By saying these things, I’m not suggesting that other things, the ones that are less than life or death, don’t matter.  Quite the opposite.  Our two temptations are to blow them out of proportion, which causes us to respond to them poorly, or to be lulled by them into not paying attention and sleepwalking through our lives.  

The wisdom we pray God gives us teaches us how to measure.  I think we learn to carry that mental yardstick, to pull it out and hold it up against the things that come our way.  When we’ve faced and survived shattering events, we’re able more accurately to size up events that are not.  

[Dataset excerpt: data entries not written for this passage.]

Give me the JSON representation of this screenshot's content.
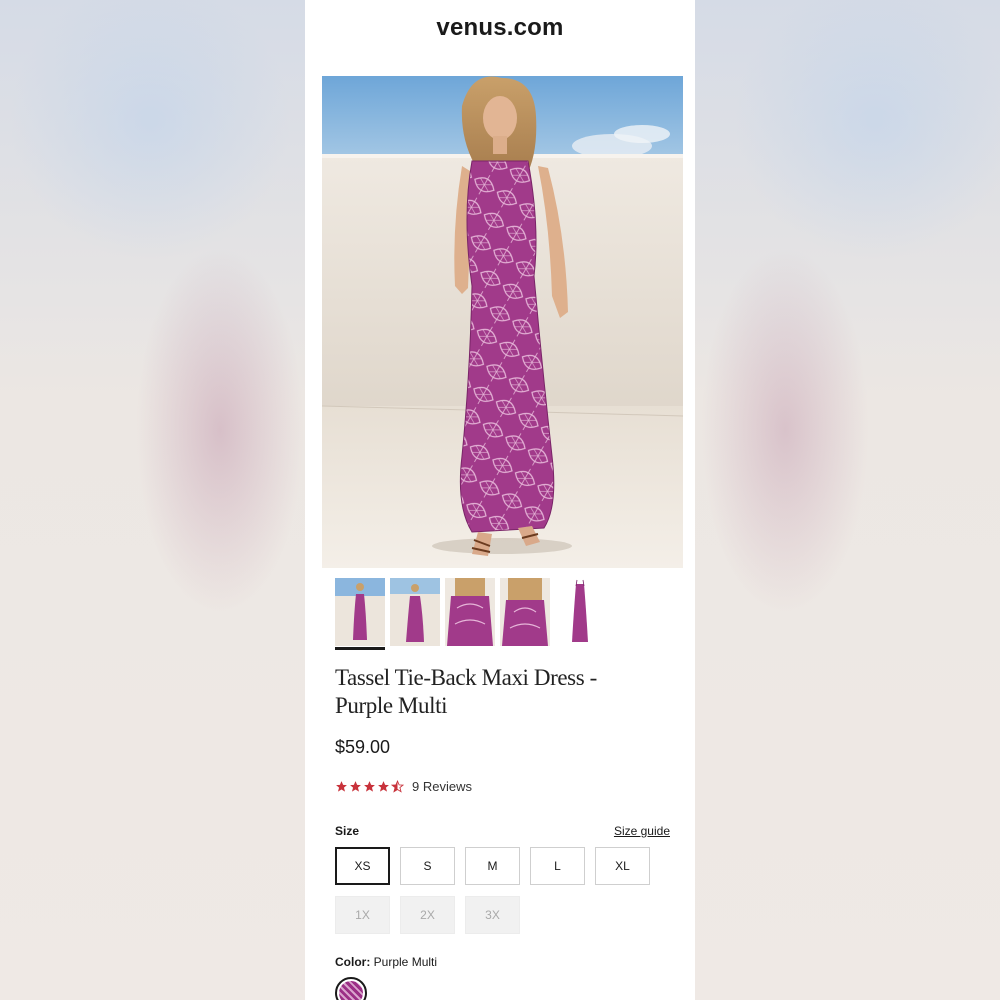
{
  "site": {
    "title": "venus.com"
  },
  "product": {
    "title_line1": "Tassel Tie-Back Maxi Dress -",
    "title_line2": "Purple Multi",
    "price": "$59.00",
    "rating": 4.5,
    "reviews_label": "9 Reviews",
    "thumbnails": [
      "front-view",
      "back-view",
      "detail-front",
      "detail-back",
      "flat-lay"
    ],
    "selected_thumbnail": 0
  },
  "size": {
    "label": "Size",
    "guide_label": "Size guide",
    "selected": "XS",
    "options": [
      {
        "label": "XS",
        "available": true
      },
      {
        "label": "S",
        "available": true
      },
      {
        "label": "M",
        "available": true
      },
      {
        "label": "L",
        "available": true
      },
      {
        "label": "XL",
        "available": true
      },
      {
        "label": "1X",
        "available": false
      },
      {
        "label": "2X",
        "available": false
      },
      {
        "label": "3X",
        "available": false
      }
    ]
  },
  "color": {
    "label": "Color:",
    "value": "Purple Multi"
  },
  "colors": {
    "dress_purple": "#9c2f86",
    "star_red": "#c8323b",
    "text": "#1a1a1a"
  }
}
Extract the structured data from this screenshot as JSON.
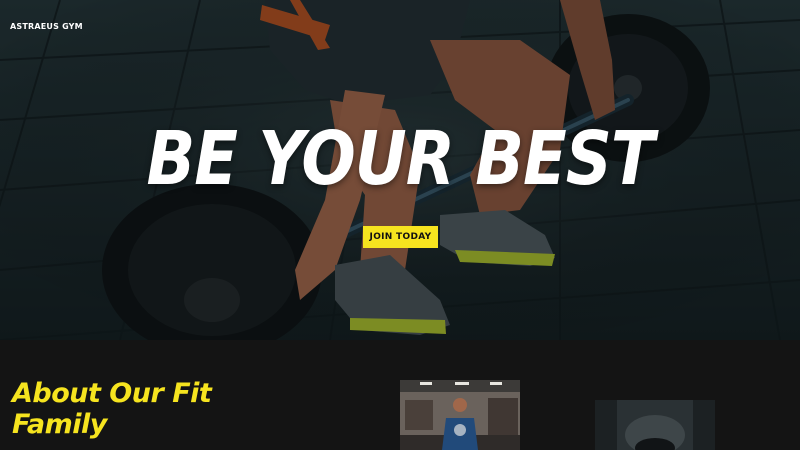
{
  "header": {
    "brand": "ASTRAEUS GYM"
  },
  "hero": {
    "headline": "BE YOUR BEST",
    "cta_label": "JOIN TODAY"
  },
  "about": {
    "title": "About Our Fit Family"
  },
  "colors": {
    "accent": "#f6e41f",
    "hero_overlay": "#1f2a2d",
    "section_bg": "#141414"
  }
}
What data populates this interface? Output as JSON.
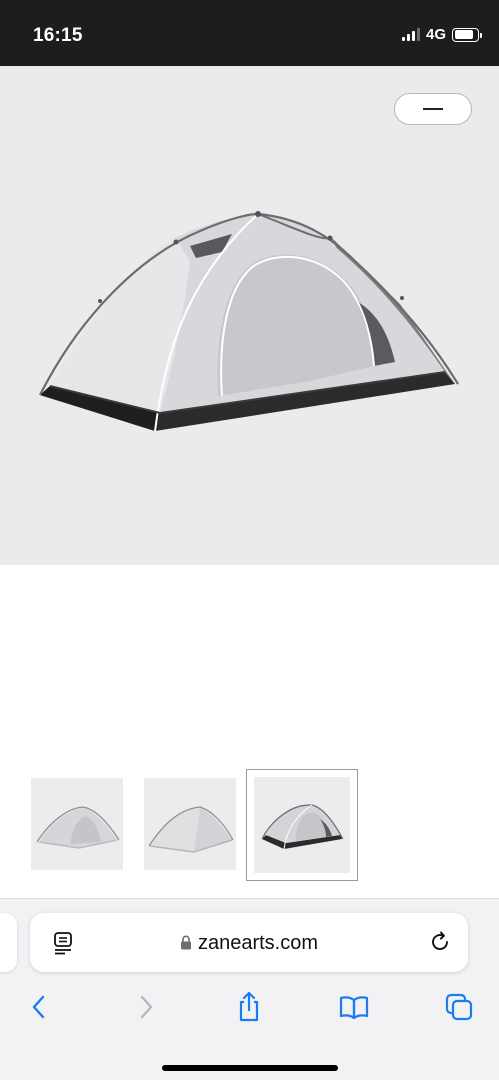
{
  "status_bar": {
    "time": "16:15",
    "network": "4G",
    "signal_bars_active": 3,
    "signal_bars_total": 4,
    "battery_level": 0.85
  },
  "product_gallery": {
    "main_image": "dome-tent-gray-front-three-quarter",
    "collapse_button_icon": "minus-icon",
    "thumbnails": [
      {
        "image": "dome-tent-gray-view-1",
        "selected": false
      },
      {
        "image": "dome-tent-gray-view-2",
        "selected": false
      },
      {
        "image": "dome-tent-gray-view-3",
        "selected": true
      }
    ]
  },
  "browser": {
    "url": "zanearts.com",
    "secure": true,
    "icons": {
      "reader": "reader-mode-icon",
      "lock": "lock-icon",
      "reload": "reload-icon",
      "back": "chevron-left-icon",
      "forward": "chevron-right-icon",
      "share": "share-icon",
      "bookmarks": "book-icon",
      "tabs": "tabs-icon"
    },
    "accent_color": "#1a7cf0",
    "disabled_color": "#b9b9bd"
  }
}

The final measure–and this is not a cliche in my life, but the reason I’m still here and sane–is resurrection.  Because even life or death does not get the final say if resurrection is true.  Resurrection–Jesus’, and through his, ours–becomes the piece that will not shatter when everything else resembles shards and rubble.  Life after death, life from death, means we don’t have to make the pieces go back together.  God might let those pieces go and make something new.  If that sounds too simplistic or fanciful or poetic (don’t I wish), I mean this:  my son’s death ended my life as I knew it but I didn’t kill myself or get divorced or renounce God forever, though at the time all three made more sense than ever praying to or trusting God again.  God made something new of me and a lot of the old pieces that I thought were me were just left in the wreckage.  

So when life threatens to shatter again, I see even that differently.  Though he slay me, yet will I trust him.  I can’t give that to you because it required coming through my own dark places and figuring out my way to trust God on the other side.  That doesn’t make me unbreakable now, but I know I will be whole again.  Maybe more so than I’ve yet been.  I hope.